A moça proferindo estas últimas palavras lançou os braços ao pescoço da mão, e ambas ficaram enlaçadas naquela ardente efusão com que novamente se restituiam uma à outra.
A maneira por que a donzela fôra salva do incêndio, ficou sendo um mistério. A maior parte da gente da fazenda atribuiu o caso à intervenção divina, e acreditava que Nossa Senhora da Penha fizera um milagre em favor da menina e pela intercessão da Justa. Outras, sem afirmar, supunham que a menina, trazida a casa pela disparada do cavalo, que se encontrou atado ao pilar da varanda, apeara-se fora de si e caíra desmaiada de susto no sofá, não se recordando dessas circunstâncias pelo abalo que sofrera.
Quanto a D. Flor, cogitando depois sôbre o acontecimento que ameaçara a sua existência, recordava-se de um grito que ouvira ao perder os sentidos e de um vulto que surgira de repente a seus olhos já anuviados pelas sombras da morte.
Mas essa impressão que ao despertar exalava-se em um nome murmurado à flor dos lábios, seria a fugaz reminiscência deixada por confusa realidade, ou ilusão apenas da fantasia turbada pela vertigem?
IV – A herdade
A morada da Oiticica assentava a meio lançante em uma das encostas da serra.
Erguia-se do centro de um terrado revestido de marachões de pedra sôlta. Por diante, além do terreiro, descia a rampa com suave ondulação até à planície; atrás da habitação, remontava-se ao dorso de uma eminência donde caía abrupta sôbre um vale profundo que a separava do corpo da montanha.
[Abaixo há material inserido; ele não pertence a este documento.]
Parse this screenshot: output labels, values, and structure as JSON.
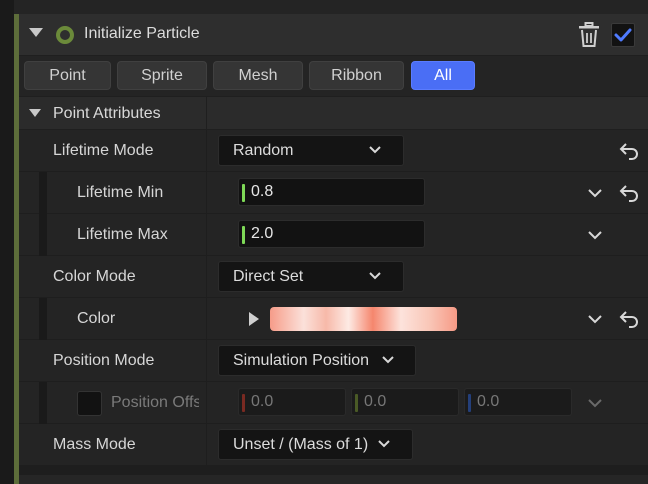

Na frente elevava-se no terreiro, a algumas braças da estrada, a frondosa oiticica, donde viera o nome à fazenda. Era um gigante da antiga mata-virgem, que outrora cobria aquele sítio.
Na ocasião da derrubada, sua majestosa beleza moveu o fazendeiro a respeitá-la, destinando-a a ser como que o lar indígena da nova habitação fundada aí nesses ermos.
As casas da opulenta morada eram todas construídas com solidez e dispostas por maneira que se prestariam sendo preciso, não somente à defesa contra um assalto, como à resistência em caso do sítio.